The Affymetrix exon arrays offer a significant increase in content and a greater utility than their 3' expression arrays. The distribution of probes sets across each exon for some 28,800 genes allows the mapping of splice variants. They feature a new design with no mismatch probes, and a random primed protocol to generate sense DNA targets along the entire length of the transcript. These changes raised uncertainty with regard array performance, but transcript expression has been shown comparable with the 3' platforms with close agreement and similar sensitivity [30
]. The minimal price difference between the platforms makes the exon array an attractive alternative. This pilot study was designed to determine the practicality of implementing these arrays in our laboratory.

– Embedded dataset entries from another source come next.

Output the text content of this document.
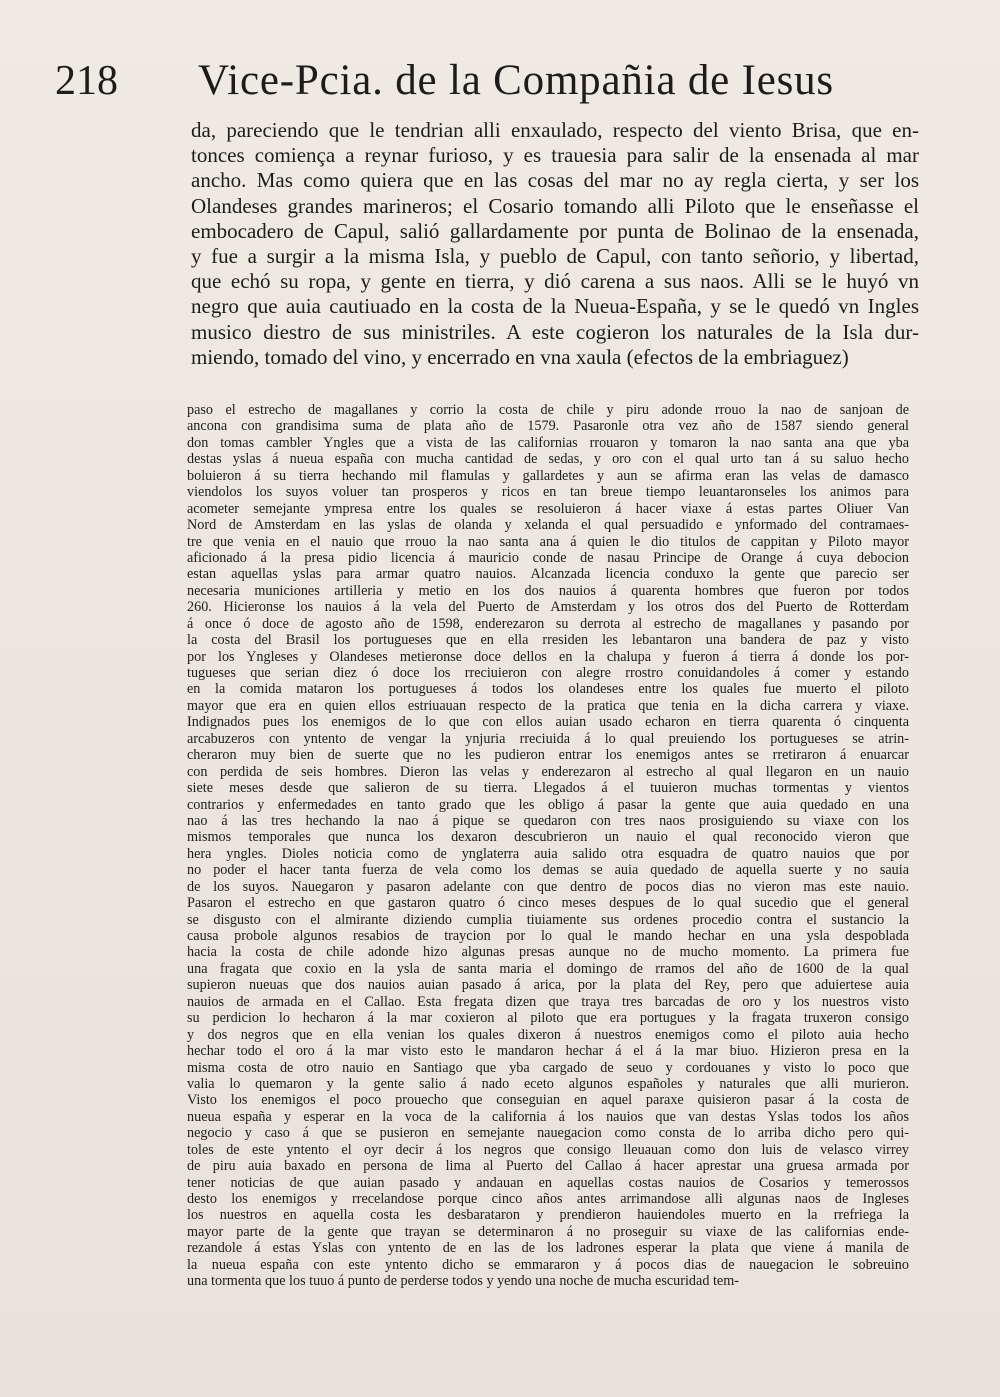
218 Vice-Pcia. de la Compañia de Iesus
da, pareciendo que le tendrian alli enxaulado, respecto del viento Brisa, que en-
tonces comiença a reynar furioso, y es trauesia para salir de la ensenada al mar
ancho. Mas como quiera que en las cosas del mar no ay regla cierta, y ser los
Olandeses grandes marineros; el Cosario tomando alli Piloto que le enseñasse el
embocadero de Capul, salió gallardamente por punta de Bolinao de la ensenada,
y fue a surgir a la misma Isla, y pueblo de Capul, con tanto señorio, y libertad,
que echó su ropa, y gente en tierra, y dió carena a sus naos. Alli se le huyó vn
negro que auia cautiuado en la costa de la Nueua-España, y se le quedó vn Ingles
musico diestro de sus ministriles. A este cogieron los naturales de la Isla dur-
miendo, tomado del vino, y encerrado en vna xaula (efectos de la embriaguez)
paso el estrecho de magallanes y corrio la costa de chile y piru adonde rrouo la nao de sanjoan de
ancona con grandisima suma de plata año de 1579. Pasaronle otra vez año de 1587 siendo general
don tomas cambler Yngles que a vista de las californias rrouaron y tomaron la nao santa ana que yba
destas yslas á nueua españa con mucha cantidad de sedas, y oro con el qual urto tan á su saluo hecho
boluieron á su tierra hechando mil flamulas y gallardetes y aun se afirma eran las velas de damasco
viendolos los suyos voluer tan prosperos y ricos en tan breue tiempo leuantaronseles los animos para
acometer semejante ympresa entre los quales se resoluieron á hacer viaxe á estas partes Oliuer Van
Nord de Amsterdam en las yslas de olanda y xelanda el qual persuadido e ynformado del contramaes-
tre que venia en el nauio que rrouo la nao santa ana á quien le dio titulos de cappitan y Piloto mayor
aficionado á la presa pidio licencia á mauricio conde de nasau Principe de Orange á cuya debocion
estan aquellas yslas para armar quatro nauios. Alcanzada licencia conduxo la gente que parecio ser
necesaria municiones artilleria y metio en los dos nauios á quarenta hombres que fueron por todos
260. Hicieronse los nauios á la vela del Puerto de Amsterdam y los otros dos del Puerto de Rotterdam
á once ó doce de agosto año de 1598, enderezaron su derrota al estrecho de magallanes y pasando por
la costa del Brasil los portugueses que en ella rresiden les lebantaron una bandera de paz y visto
por los Yngleses y Olandeses metieronse doce dellos en la chalupa y fueron á tierra á donde los por-
tugueses que serian diez ó doce los rreciuieron con alegre rrostro conuidandoles á comer y estando
en la comida mataron los portugueses á todos los olandeses entre los quales fue muerto el piloto
mayor que era en quien ellos estriuauan respecto de la pratica que tenia en la dicha carrera y viaxe.
Indignados pues los enemigos de lo que con ellos auian usado echaron en tierra quarenta ó cinquenta
arcabuzeros con yntento de vengar la ynjuria rreciuida á lo qual preuiendo los portugueses se atrin-
cheraron muy bien de suerte que no les pudieron entrar los enemigos antes se rretiraron á enuarcar
con perdida de seis hombres. Dieron las velas y enderezaron al estrecho al qual llegaron en un nauio
siete meses desde que salieron de su tierra. Llegados á el tuuieron muchas tormentas y vientos
contrarios y enfermedades en tanto grado que les obligo á pasar la gente que auia quedado en una
nao á las tres hechando la nao á pique se quedaron con tres naos prosiguiendo su viaxe con los
mismos temporales que nunca los dexaron descubrieron un nauio el qual reconocido vieron que
hera yngles. Dioles noticia como de ynglaterra auia salido otra esquadra de quatro nauios que por
no poder el hacer tanta fuerza de vela como los demas se auia quedado de aquella suerte y no sauia
de los suyos. Nauegaron y pasaron adelante con que dentro de pocos dias no vieron mas este nauio.
Pasaron el estrecho en que gastaron quatro ó cinco meses despues de lo qual sucedio que el general
se disgusto con el almirante diziendo cumplia tiuiamente sus ordenes procedio contra el sustancio la
causa probole algunos resabios de traycion por lo qual le mando hechar en una ysla despoblada
hacia la costa de chile adonde hizo algunas presas aunque no de mucho momento. La primera fue
una fragata que coxio en la ysla de santa maria el domingo de rramos del año de 1600 de la qual
supieron nueuas que dos nauios auian pasado á arica, por la plata del Rey, pero que aduiertese auia
nauios de armada en el Callao. Esta fregata dizen que traya tres barcadas de oro y los nuestros visto
su perdicion lo hecharon á la mar coxieron al piloto que era portugues y la fragata truxeron consigo
y dos negros que en ella venian los quales dixeron á nuestros enemigos como el piloto auia hecho
hechar todo el oro á la mar visto esto le mandaron hechar á el á la mar biuo. Hizieron presa en la
misma costa de otro nauio en Santiago que yba cargado de seuo y cordouanes y visto lo poco que
valia lo quemaron y la gente salio á nado eceto algunos españoles y naturales que alli murieron.
Visto los enemigos el poco prouecho que conseguian en aquel paraxe quisieron pasar á la costa de
nueua españa y esperar en la voca de la california á los nauios que van destas Yslas todos los años
negocio y caso á que se pusieron en semejante nauegacion como consta de lo arriba dicho pero qui-
toles de este yntento el oyr decir á los negros que consigo lleuauan como don luis de velasco virrey
de piru auia baxado en persona de lima al Puerto del Callao á hacer aprestar una gruesa armada por
tener noticias de que auian pasado y andauan en aquellas costas nauios de Cosarios y temerossos
desto los enemigos y rrecelandose porque cinco años antes arrimandose alli algunas naos de Ingleses
los nuestros en aquella costa les desbarataron y prendieron hauiendoles muerto en la rrefriega la
mayor parte de la gente que trayan se determinaron á no proseguir su viaxe de las californias ende-
rezandole á estas Yslas con yntento de en las de los ladrones esperar la plata que viene á manila de
la nueua españa con este yntento dicho se emmararon y á pocos dias de nauegacion le sobreuino
una tormenta que los tuuo á punto de perderse todos y yendo una noche de mucha escuridad tem-
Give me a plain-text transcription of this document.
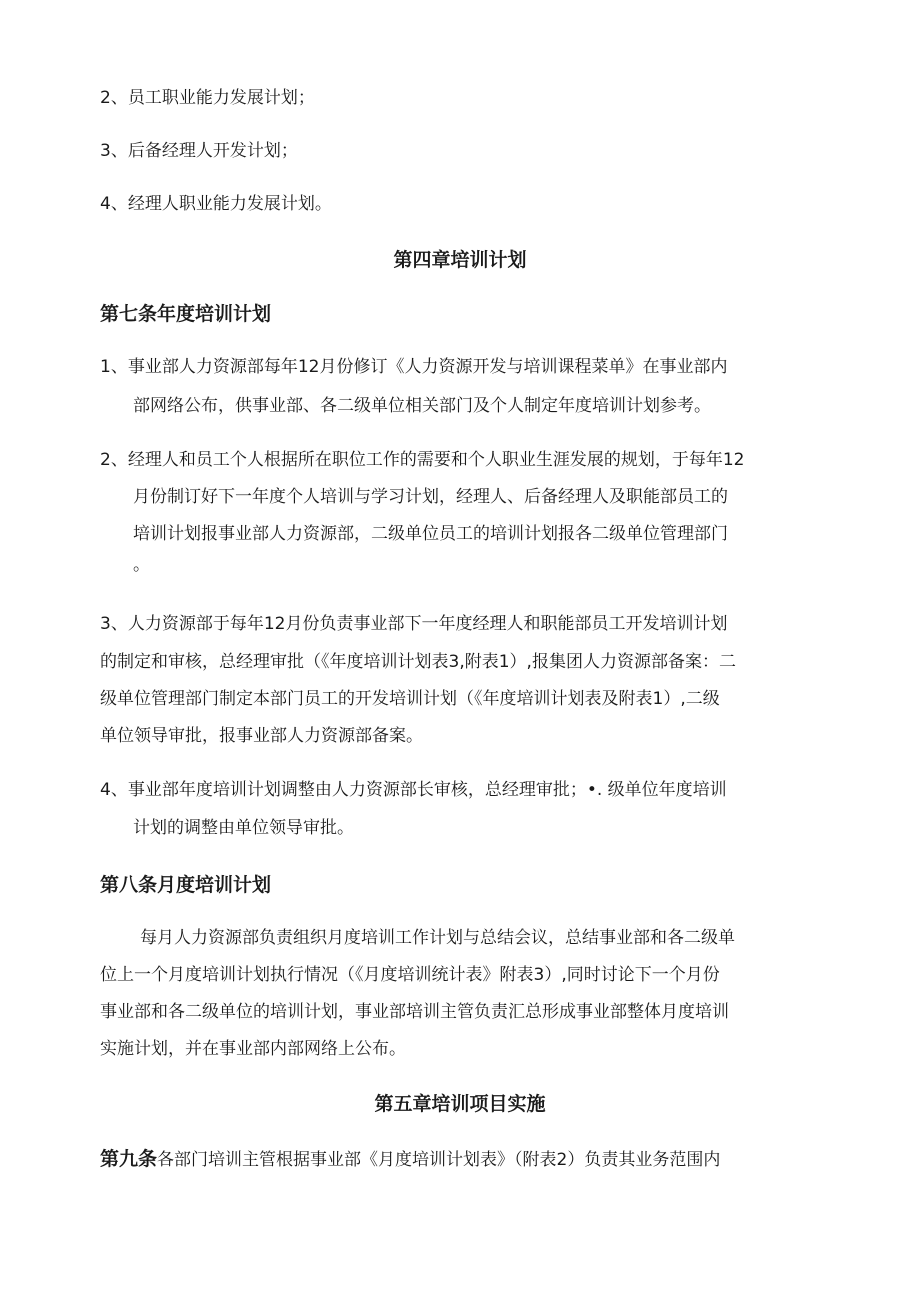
2、员工职业能力发展计划；
3、后备经理人开发计划；
4、经理人职业能力发展计划。
第四章培训计划
第七条年度培训计划
1、事业部人力资源部每年12月份修订《人力资源开发与培训课程菜单》在事业部内
部网络公布，供事业部、各二级单位相关部门及个人制定年度培训计划参考。
2、经理人和员工个人根据所在职位工作的需要和个人职业生涯发展的规划，于每年12
月份制订好下一年度个人培训与学习计划，经理人、后备经理人及职能部员工的
培训计划报事业部人力资源部，二级单位员工的培训计划报各二级单位管理部门
。
3、人力资源部于每年12月份负责事业部下一年度经理人和职能部员工开发培训计划
的制定和审核，总经理审批（《年度培训计划表3,附表1）,报集团人力资源部备案：二
级单位管理部门制定本部门员工的开发培训计划（《年度培训计划表及附表1）,二级
单位领导审批，报事业部人力资源部备案。
4、事业部年度培训计划调整由人力资源部长审核，总经理审批；•. 级单位年度培训
计划的调整由单位领导审批。
第八条月度培训计划
每月人力资源部负责组织月度培训工作计划与总结会议，总结事业部和各二级单
位上一个月度培训计划执行情况（《月度培训统计表》附表3）,同时讨论下一个月份
事业部和各二级单位的培训计划，事业部培训主管负责汇总形成事业部整体月度培训
实施计划，并在事业部内部网络上公布。
第五章培训项目实施
第九条各部门培训主管根据事业部《月度培训计划表》（附表2）负责其业务范围内
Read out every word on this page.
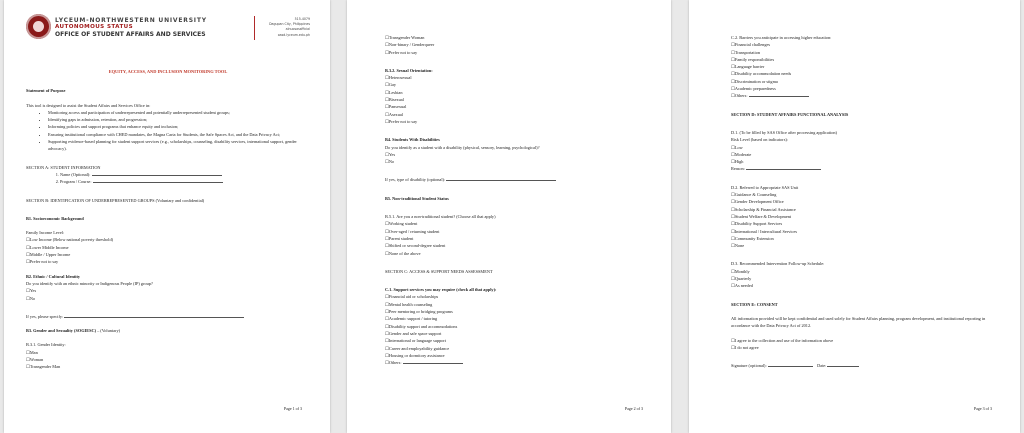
LYCEUM-NORTHWESTERN UNIVERSITY
AUTONOMOUS STATUS
OFFICE OF STUDENT AFFAIRS AND SERVICES
515-4079
Dagupan City, Philippines
alnuosassfficial
oasd.lyceum.edu.ph
EQUITY, ACCESS, AND INCLUSION MONITORING TOOL
Statement of Purpose
This tool is designed to assist the Student Affairs and Services Office in:
• Monitoring access and participation of underrepresented and potentially underrepresented student groups;
• Identifying gaps in admission, retention, and progression;
• Informing policies and support programs that enhance equity and inclusion;
• Ensuring institutional compliance with CHED mandates, the Magna Carta for Students, the Safe Spaces Act, and the Data Privacy Act;
• Supporting evidence-based planning for student support services (e.g., scholarships, counseling, disability services, international support, gender advocacy).
SECTION A: STUDENT INFORMATION
1. Name (Optional):
2. Program / Course:
SECTION B: IDENTIFICATION OF UNDERREPRESENTED GROUPS (Voluntary and confidential)
B1. Socioeconomic Background
Family Income Level:
☐ Low Income (Below national poverty threshold)
☐ Lower Middle Income
☐ Middle / Upper Income
☐ Prefer not to say
B2. Ethnic / Cultural Identity
Do you identify with an ethnic minority or Indigenous People (IP) group?
☐ Yes
☐ No
If yes, please specify:
B3. Gender and Sexuality (SOGIESC) – (Voluntary)
B.3.1. Gender Identity:
☐ Man
☐ Woman
☐ Transgender Man
Page 1 of 3
☐ Transgender Woman
☐ Non-binary / Genderqueer
☐ Prefer not to say
B.3.2. Sexual Orientation:
☐ Heterosexual
☐ Gay
☐ Lesbian
☐ Bisexual
☐ Pansexual
☐ Asexual
☐ Prefer not to say
B4. Students With Disabilities
Do you identify as a student with a disability (physical, sensory, learning, psychological)?
☐ Yes
☐ No
If yes, type of disability (optional):
B5. Non-traditional Student Status
B.5.1. Are you a non-traditional student? (Choose all that apply)
☐ Working student
☐ Over-aged / returning student
☐ Parent student
☐ Shifted or second-degree student
☐ None of the above
SECTION C: ACCESS & SUPPORT NEEDS ASSESSMENT
C.1. Support services you may require (check all that apply):
☐ Financial aid or scholarships
☐ Mental health counseling
☐ Peer mentoring or bridging programs
☐ Academic support / tutoring
☐ Disability support and accommodations
☐ Gender and safe space support
☐ International or language support
☐ Career and employability guidance
☐ Housing or dormitory assistance
☐ Others:
Page 2 of 3
C.2. Barriers you anticipate in accessing higher education:
☐ Financial challenges
☐ Transportation
☐ Family responsibilities
☐ Language barrier
☐ Disability accommodation needs
☐ Discrimination or stigma
☐ Academic preparedness
☐ Others:
SECTION D: STUDENT AFFAIRS FUNCTIONAL ANALYSIS
D.1. (To be filled by SAS Office after processing application)
Risk Level (based on indicators):
☐ Low
☐ Moderate
☐ High
Reason:
D.2. Referred to Appropriate SAS Unit
☐ Guidance & Counseling
☐ Gender Development Office
☐ Scholarship & Financial Assistance
☐ Student Welfare & Development
☐ Disability Support Services
☐ International / Intercultural Services
☐ Community Extension
☐ None
D.3. Recommended Intervention Follow-up Schedule:
☐ Monthly
☐ Quarterly
☐ As needed
SECTION E: CONSENT
All information provided will be kept confidential and used solely for Student Affairs planning, program development, and institutional reporting in accordance with the Data Privacy Act of 2012.
☐ I agree to the collection and use of the information above
☐ I do not agree
Signature (optional):	Date:
Page 3 of 3
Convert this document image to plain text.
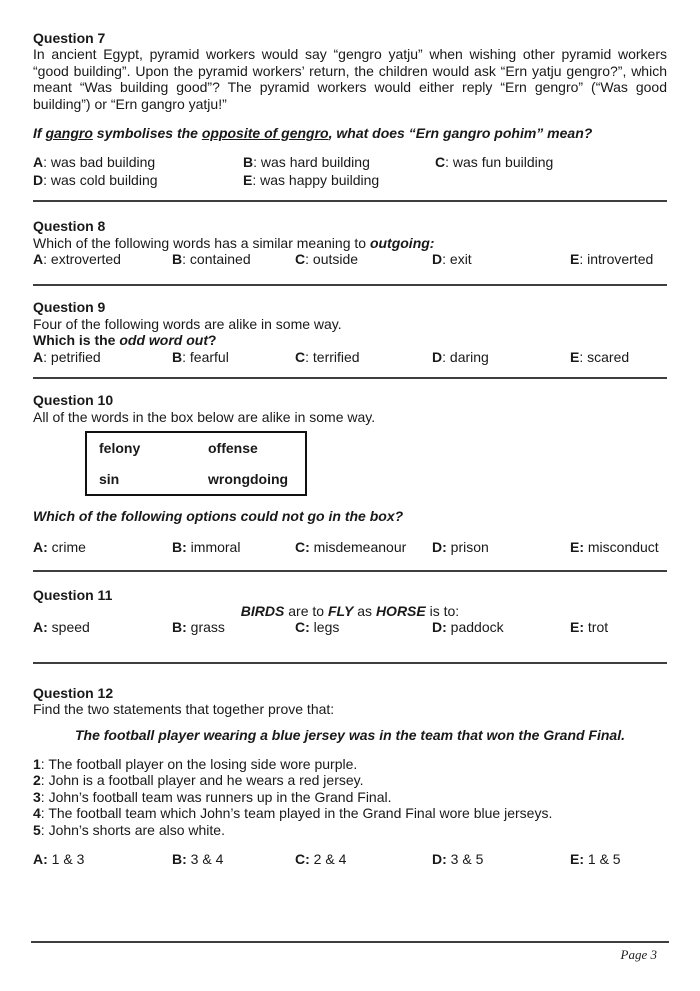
Question 7

In ancient Egypt, pyramid workers would say “gengro yatju” when wishing other pyramid workers “good building”. Upon the pyramid workers’ return, the children would ask “Ern yatju gengro?”, which meant “Was building good”? The pyramid workers would either reply “Ern gengro” (“Was good building”) or “Ern gangro yatju!”

If gangro symbolises the opposite of gengro, what does “Ern gangro pohim” mean?

A: was bad building	B: was hard building	C: was fun building
D: was cold building	E: was happy building
Question 8

Which of the following words has a similar meaning to outgoing:

A: extroverted	B: contained	C: outside	D: exit	E: introverted
Question 9

Four of the following words are alike in some way.

Which is the odd word out?

A: petrified	B: fearful	C: terrified	D: daring	E: scared
Question 10

All of the words in the box below are alike in some way.

felony	offense
sin	wrongdoing

Which of the following options could not go in the box?

A: crime	B: immoral	C: misdemeanour	D: prison	E: misconduct
Question 11

BIRDS are to FLY as HORSE is to:

A: speed	B: grass	C: legs	D: paddock	E: trot
Question 12

Find the two statements that together prove that:

The football player wearing a blue jersey was in the team that won the Grand Final.

1: The football player on the losing side wore purple.

2: John is a football player and he wears a red jersey.

3: John’s football team was runners up in the Grand Final.

4: The football team which John’s team played in the Grand Final wore blue jerseys.

5: John’s shorts are also white.

A: 1 & 3	B: 3 & 4	C: 2 & 4	D: 3 & 5	E: 1 & 5
Page 3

Every component of the exon array methodology, from reagents and protocols to quality control and analysis software is different for the exon arrays compared to the previous 3' arrays. Both labeling methodologies take approximately 2 1/2 days with 2 overnight steps (an in vitro
transcription step followed by hybridization on the second night.) However, the Exon protocol has more steps and requires considerably more hands-on time (we estimate double), especially on the second day. A ribosomal RNA reduction step is required prior to RNA labeling to reduce their impact on amplification and labeling because of the random prime labeling strategy. This necessitates the purchase of special equipment for the magnetic bead separation. A scanner autoloader is also required as scan times increased from 12 to 30 minutes per GeneChip with the change in platform. In our laboratory we were able to do manual labeling of 8 samples per run, whereas for the 3' arrays we could do 24. The downstream processing of data is also a challenge. Data sets are much larger and the analysis is performed at several different levels: exon (for alternate splicing) or transcript (for expression levels) using either the core, full or extended probe sets [13
The quality control checks for monitoring the labeling protocol and the hybridized GeneChip were extremely useful. The former could save running poor samples on an array, allowing the labeling to be repeated. The latter prevented the inclusion of technical outliers in the statistical analysis. All our samples easily met the QC criteria. The only disparate data were differences in % rRNA reduction. D0 samples had the lowest average reduction (56%), peaking on D1 (69%) and returning to baseline with D3 and D5 at 67%, and D7 at 61%. These differences were most likely due to increased protein synthetic levels expected for cell proliferation.
The corroboration of both transcript expression and alternate exon usage data using a different analytical platform adds weight to the value of exon arrays as an analytical tool. Our validation rates by real-time PCR were 86% for expression data, and 71% for alternate exon usage results. Validation rates for alternate exon usage in other studies using Affymetrix exon arrays range from 21 to 84% [33
], some of the fluctuation can probably be attributed to differences in data filtration and no visual inspection of the results, emphasizing the importance of best practice methodologies. The alternate exon usage in many of the transcript clusters identified in this study showed greater complexity than a single exon inclusion or exclusion event, illustrating that more than one alternative splice isoform can be maintained concurrently in the mRNA pool. For this data set, it is not possible to dissect if this reflects changes in the ratios of isoforms associated with physiological variation or reflect changes in the cell sub-populations. It is estimated that more than 75% of genes produce alternative transcripts [36
], contributing to functional diversity in the genome. Therefore there is little question that this is an important component of understanding the complexity of the mammalian transcriptome.
Implementation of the Affymetrix exon arrays requires a considerable input of time but our results show that the benefits are worth the effort. Probably the most challenging area currently, is the downstream analysis of data, mainly because of the increased data set size.
Much work has been done to characterize the genome-wide transcriptional program of lymphocyte activation and proliferation in a wide range of systems, including cell culture [38
] whole blood [39
], PBMCs [40
] and purified cell populations [38
]. This is a critical step toward understanding the biologic processes involved. The interpretation of expression patterns from mixed cell populations is complicated by variation in relative proportions of the cell subsets. We cannot distinguish between genes that undergo modest changes in a large percentage of cells from those that undergo large changes in a small subpopulation of cells. However, the strength of using mixed cell populations is in considering the interactions of these populations. Regulatory functions may be provided by direct cell-to-cell contact or via cytokine secretion from different cells. To understand the regulatory networks underpinning cellular dynamics both purified and mixed-cell populations need to be studied. The same confounders apply to exon array profiling along with the possible differential compartmentalization of nuclear and cytoplasmic isoforms [43
The majority of transcripts that showed differential expression over time did not show a change in alternate exon usage (87.5%), indicating that distinct networks of regulation are operating. Interestingly, transcripts involving constitutive and alternative splicing regulators (the SR family proteins [40
] such as SFRS2, SFRS7 and SFRS10) were significantly enriched for alternate exon usage indicating auto-regulatory organization at the level of transcript splicing. While most of the alternate exon usage events in this study have previously been described, several new splicing patterns were identified, another benefit to implementing the exon array platform.